M. Hocquart fut subjugué par l’accent que Deschesnaux sut donner à ces paroles ; il sembla au malheureux intendant que son dernier ami allait l’abandonner. Il étendit la main vers son confident en murmurant :

— Ne me quittez pas… que voulez-vous que je fasse ?

— Que vous retrouviez votre énergie, votre courage, mon noble maître ; que vous soyez plus fort que ces orages qui bouleversent les âmes vulgaires. Êtes-vous le premier auquel l’ambition intéressée d’une femme ait tendu des pièges ? Vous livrerez-vous au désespoir parce que votre cœur s’est laissé prendre aux apparences d’un sentiment tendre ? Que le projet hardi, mais opportun, conçu par vous-même, devienne un ordre dicté par un esprit supérieur, et j’aurai la fermeté de l’exécuter. C’est l’acte d’une justice impassible.

Pendant que Deschesnaux parlait ainsi, l’intendant le regardait en lui serrant les mains. Il semblait vouloir s’approprier cette fermeté qui était si loin de son cœur. Enfin, avec une tranquillité affectée, il parvint à prononcer ces paroles :

— J’y consens : qu’elle disparaisse ! mais qu’il me soit permis de la pleurer, non telle qu’elle s’est fait connaître, mais telle que je l’ai crue quand je l’ai aimée…

— Non, monsieur l’intendant, point de larmes : elles ne sont point de saison. Il faut penser à DuPlessis qui a tout conduit.

— Ce nom seul, Deschesnaux, suffirait pour changer les larmes en sang. DuPlessis sera puni par ma main ; rien ne me fera changer de résolution.

— C’est une imprudence, monsieur. Mais choisissez le temps et l’occasion, et quittez cet air sombre et égaré.

— Soyez tranquille, Deschesnaux, je ferai tout pour seconder le destin, et mon horoscope sera accompli. Je retourne au château passer la soirée. N’avez-vous rien autre chose à me dire ?

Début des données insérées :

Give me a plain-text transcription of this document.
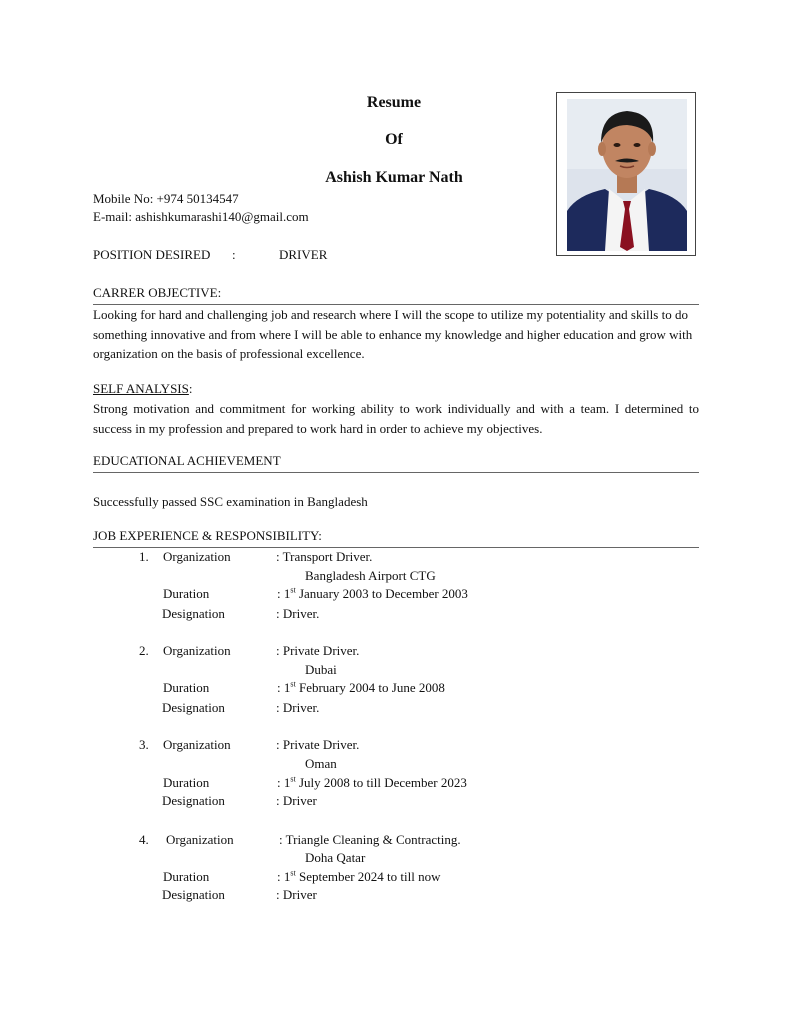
Resume
Of
Ashish Kumar Nath
Mobile No: +974 50134547
E-mail: ashishkumarashi140@gmail.com
POSITION DESIRED :	DRIVER
CARRER OBJECTIVE:
Looking for hard and challenging job and research where I will the scope to utilize my potentiality and skills to do something innovative and from where I will be able to enhance my knowledge and higher education and grow with organization on the basis of professional excellence.
SELF ANALYSIS:
Strong motivation and commitment for working ability to work individually and with a team. I determined to success in my profession and prepared to work hard in order to achieve my objectives.
EDUCATIONAL ACHIEVEMENT
Successfully passed SSC examination in Bangladesh
JOB EXPERIENCE & RESPONSIBILITY:
1. Organization	: Transport Driver.
Bangladesh Airport CTG
Duration	: 1st January 2003 to December 2003
Designation	: Driver.
2. Organization	: Private Driver.
Dubai
Duration	: 1st February 2004 to June 2008
Designation	: Driver.
3. Organization	: Private Driver.
Oman
Duration	: 1st July 2008 to till December 2023
Designation	: Driver
4. Organization	: Triangle Cleaning & Contracting.
Doha Qatar
Duration	: 1st September 2024 to till now
Designation	: Driver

— Je vous demanderai votre anneau, pour prouver à vos autres serviteurs que j’agis d’après vos ordres.

L’intendant prit la bague qui lui servait de sceau et dit en la lui remettant avec un air sombre et terrible :

— Quoi que vous fassiez, agissez promptement.

Puis il sortit précipitamment comme s’il eût voulu fuir le lieu où il venait de donner son ordre barbare, et se rendit au château du commandant, où le gouverneur venait d’arriver, de retour de son voyage aux Forges de St-Maurice. M. Bégon n’était pas encore assez bien pour avoir pu l’y accompagner.

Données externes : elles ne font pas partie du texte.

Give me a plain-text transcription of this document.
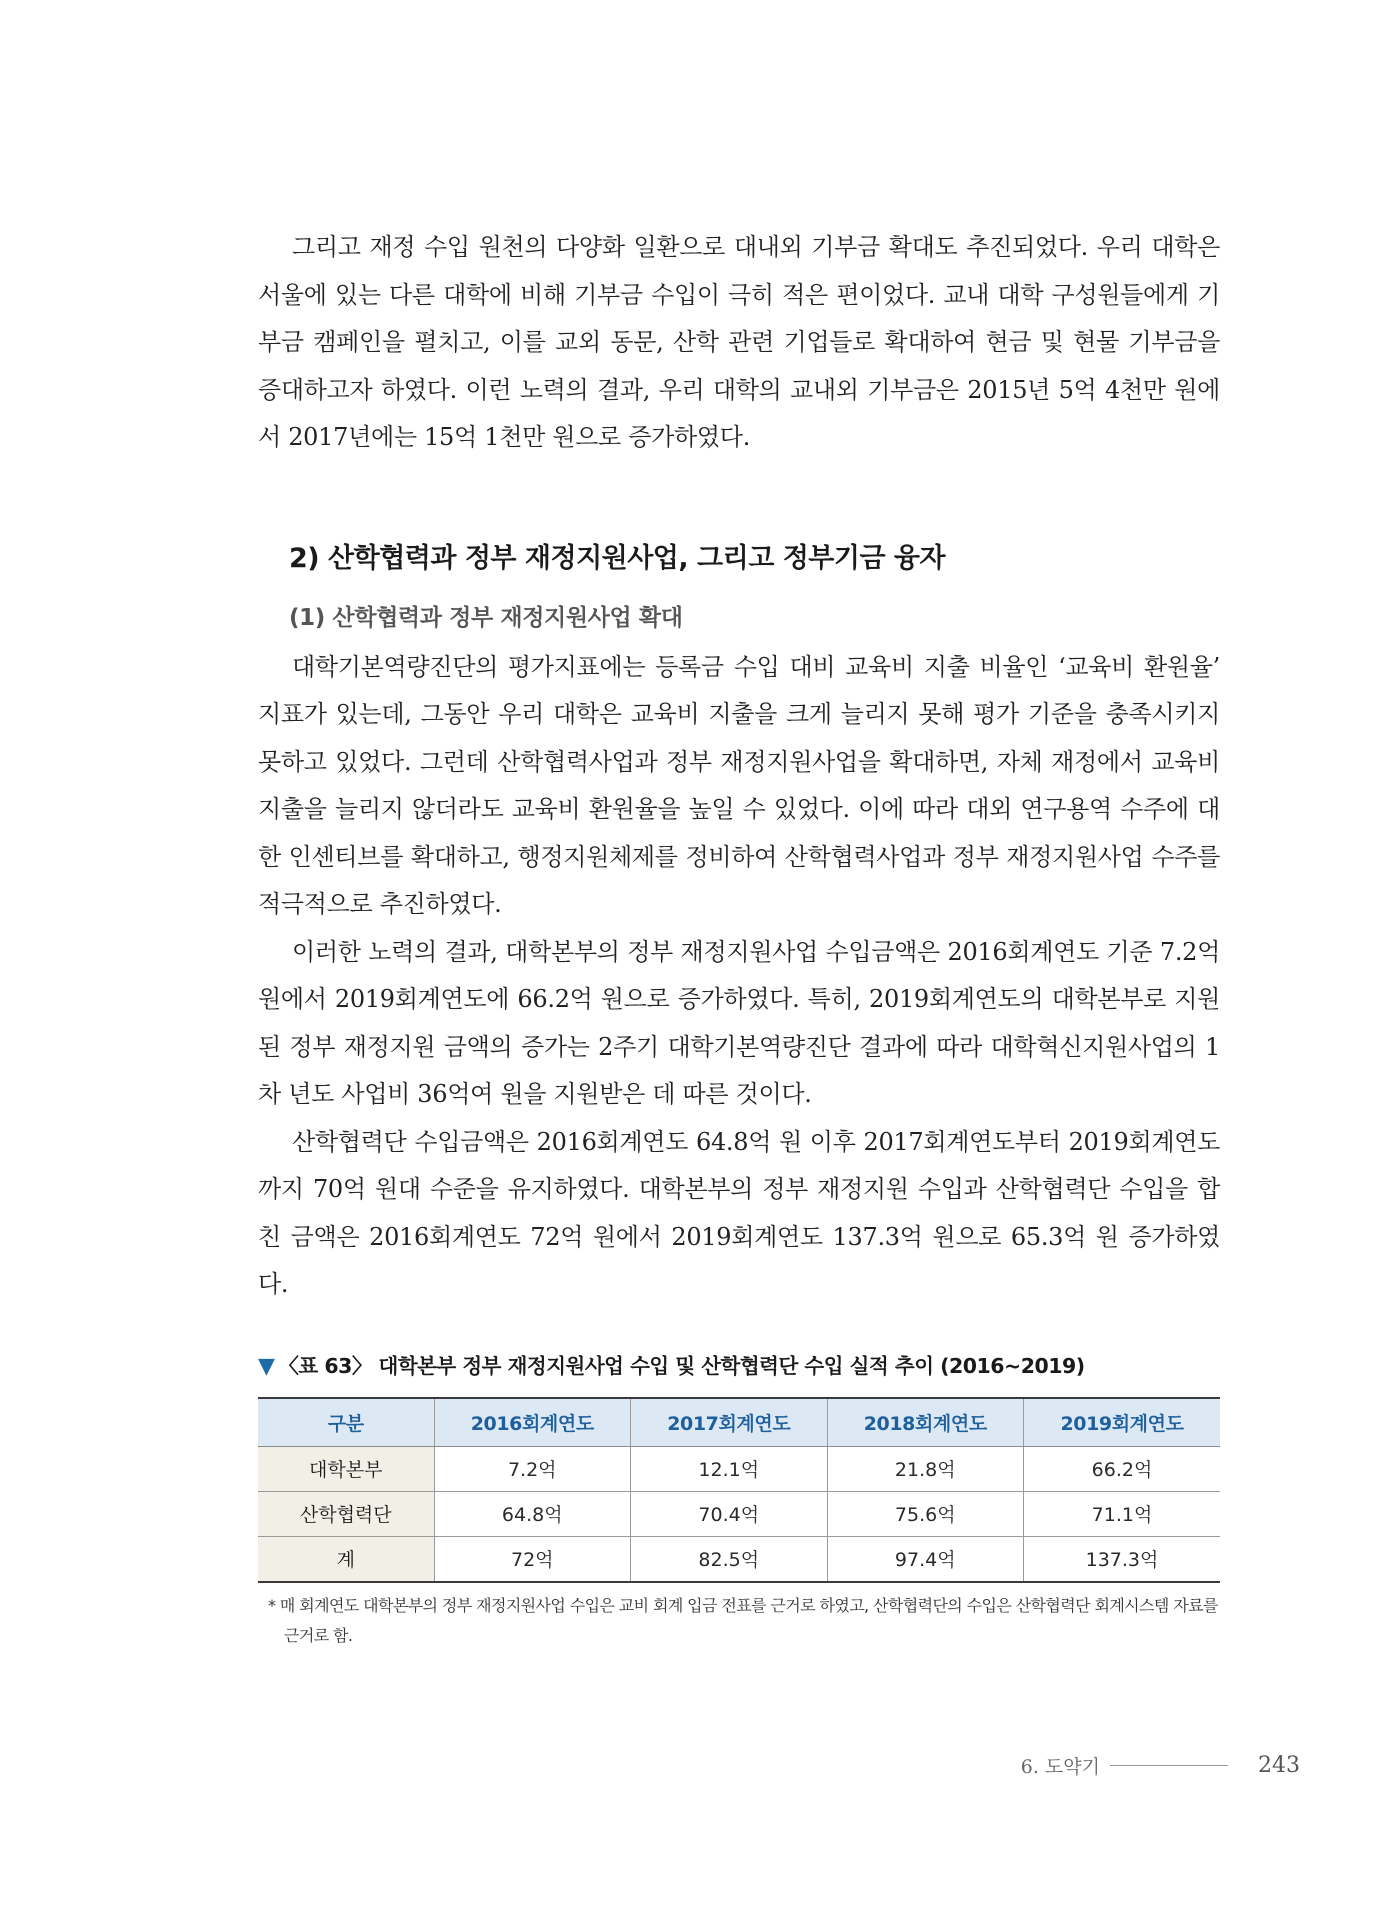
그리고 재정 수입 원천의 다양화 일환으로 대내외 기부금 확대도 추진되었다. 우리 대학은 서울에 있는 다른 대학에 비해 기부금 수입이 극히 적은 편이었다. 교내 대학 구성원들에게 기부금 캠페인을 펼치고, 이를 교외 동문, 산학 관련 기업들로 확대하여 현금 및 현물 기부금을 증대하고자 하였다. 이런 노력의 결과, 우리 대학의 교내외 기부금은 2015년 5억 4천만 원에서 2017년에는 15억 1천만 원으로 증가하였다.

2) 산학협력과 정부 재정지원사업, 그리고 정부기금 융자
(1) 산학협력과 정부 재정지원사업 확대

대학기본역량진단의 평가지표에는 등록금 수입 대비 교육비 지출 비율인 ‘교육비 환원율’ 지표가 있는데, 그동안 우리 대학은 교육비 지출을 크게 늘리지 못해 평가 기준을 충족시키지 못하고 있었다. 그런데 산학협력사업과 정부 재정지원사업을 확대하면, 자체 재정에서 교육비 지출을 늘리지 않더라도 교육비 환원율을 높일 수 있었다. 이에 따라 대외 연구용역 수주에 대한 인센티브를 확대하고, 행정지원체제를 정비하여 산학협력사업과 정부 재정지원사업 수주를 적극적으로 추진하였다.

이러한 노력의 결과, 대학본부의 정부 재정지원사업 수입금액은 2016회계연도 기준 7.2억 원에서 2019회계연도에 66.2억 원으로 증가하였다. 특히, 2019회계연도의 대학본부로 지원된 정부 재정지원 금액의 증가는 2주기 대학기본역량진단 결과에 따라 대학혁신지원사업의 1차 년도 사업비 36억여 원을 지원받은 데 따른 것이다.

산학협력단 수입금액은 2016회계연도 64.8억 원 이후 2017회계연도부터 2019회계연도까지 70억 원대 수준을 유지하였다. 대학본부의 정부 재정지원 수입과 산학협력단 수입을 합친 금액은 2016회계연도 72억 원에서 2019회계연도 137.3억 원으로 65.3억 원 증가하였다.

▼ 〈표 63〉 대학본부 정부 재정지원사업 수입 및 산학협력단 수입 실적 추이 (2016~2019)
구분	2016회계연도	2017회계연도	2018회계연도	2019회계연도
대학본부	7.2억	12.1억	21.8억	66.2억
산학협력단	64.8억	70.4억	75.6억	71.1억
계	72억	82.5억	97.4억	137.3억
* 매 회계연도 대학본부의 정부 재정지원사업 수입은 교비 회계 입금 전표를 근거로 하였고, 산학협력단의 수입은 산학협력단 회계시스템 자료를 근거로 함.
6. 도약기	243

Pendant que le gouverneur parlait à M. Hocquart des forges qu’il venait de visiter, le docteur Painchaud s’approcha d’eux pour rendre compte de l’examen qu’il avait fait de l’état de madame Deschesnaux, comme tout le monde au château appelait Joséphine depuis le matin.

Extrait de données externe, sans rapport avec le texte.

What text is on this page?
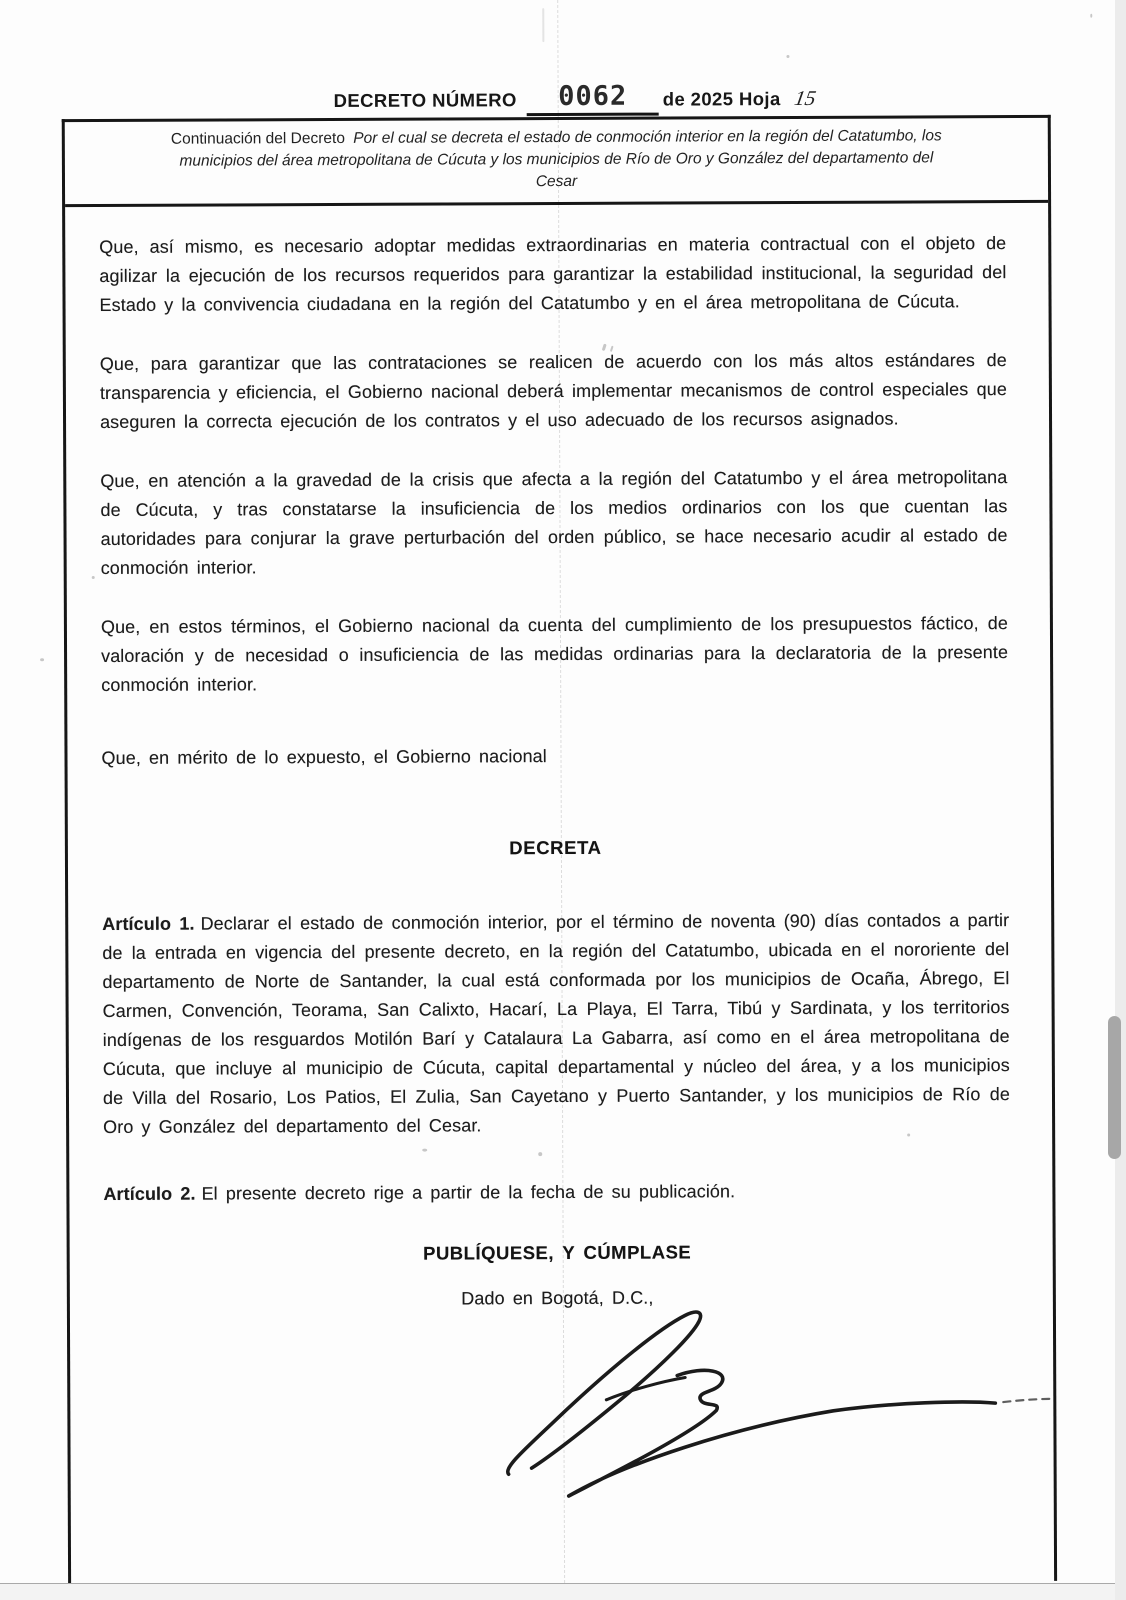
DECRETO NÚMERO	0062	de 2025 Hoja 15
Continuación del Decreto Por el cual se decreta el estado de conmoción interior en la región del Catatumbo, los municipios del área metropolitana de Cúcuta y los municipios de Río de Oro y González del departamento del Cesar

Que, así mismo, es necesario adoptar medidas extraordinarias en materia contractual con el objeto de agilizar la ejecución de los recursos requeridos para garantizar la estabilidad institucional, la seguridad del Estado y la convivencia ciudadana en la región del Catatumbo y en el área metropolitana de Cúcuta.

Que, para garantizar que las contrataciones se realicen de acuerdo con los más altos estándares de transparencia y eficiencia, el Gobierno nacional deberá implementar mecanismos de control especiales que aseguren la correcta ejecución de los contratos y el uso adecuado de los recursos asignados.

Que, en atención a la gravedad de la crisis que afecta a la región del Catatumbo y el área metropolitana de Cúcuta, y tras constatarse la insuficiencia de los medios ordinarios con los que cuentan las autoridades para conjurar la grave perturbación del orden público, se hace necesario acudir al estado de conmoción interior.

Que, en estos términos, el Gobierno nacional da cuenta del cumplimiento de los presupuestos fáctico, de valoración y de necesidad o insuficiencia de las medidas ordinarias para la declaratoria de la presente conmoción interior.

Que, en mérito de lo expuesto, el Gobierno nacional

DECRETA

Artículo 1. Declarar el estado de conmoción interior, por el término de noventa (90) días contados a partir de la entrada en vigencia del presente decreto, en la región del Catatumbo, ubicada en el nororiente del departamento de Norte de Santander, la cual está conformada por los municipios de Ocaña, Ábrego, El Carmen, Convención, Teorama, San Calixto, Hacarí, La Playa, El Tarra, Tibú y Sardinata, y los territorios indígenas de los resguardos Motilón Barí y Catalaura La Gabarra, así como en el área metropolitana de Cúcuta, que incluye al municipio de Cúcuta, capital departamental y núcleo del área, y a los municipios de Villa del Rosario, Los Patios, El Zulia, San Cayetano y Puerto Santander, y los municipios de Río de Oro y González del departamento del Cesar.

Artículo 2. El presente decreto rige a partir de la fecha de su publicación.

PUBLÍQUESE, Y CÚMPLASE
Dado en Bogotá, D.C.,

— Eh bien ! docteur, demanda M. de Beauharnais, que pensez-vous de la pauvre femme ?

— Excellence, cette dame garde un sombre silence sur tout ce qui la concerne, ou répond par des mots sans suite. Elle est plongée dans une noire mélancolie, et elle donne tous les signes caractéristiques de l’aliénation. Elle se croit poursuivie, et son imagination en délire lui montre des fantômes. Son mari ferait bien de l’emmener le plus tôt possible loin du tumulte qui trouble sa pauvre tête et redouble ses hallucinations.

— Oui, dit le gouverneur, qu’elle quitte la ville, que M. Deschesnaux l’emmène sans retard. Il est réellement malheureux qu’une si belle personne ait perdu sa raison ; qu’en pensez-vous, M. l’intendant ?

— Très malheureux, en vérité, répondit ce dernier en affectant l’indifférence.

Bientôt de nouveaux amusements commencèrent. Ce soir-là ils consistaient en simulacres de combats entre des Iroquois et des Hurons. Dans le but de se délivrer un moment de l’horrible état de contrainte qui torturait son âme, M. Hocquart se mêla aux masques, couvert d’un manteau qui le déguisait. Mais il fut bientôt accosté par un masque qui lui dit à l’oreille :

— Je désire avoir avec vous un instant d’entretien privé pour une affaire très importante et très pressée qui vous touche de près.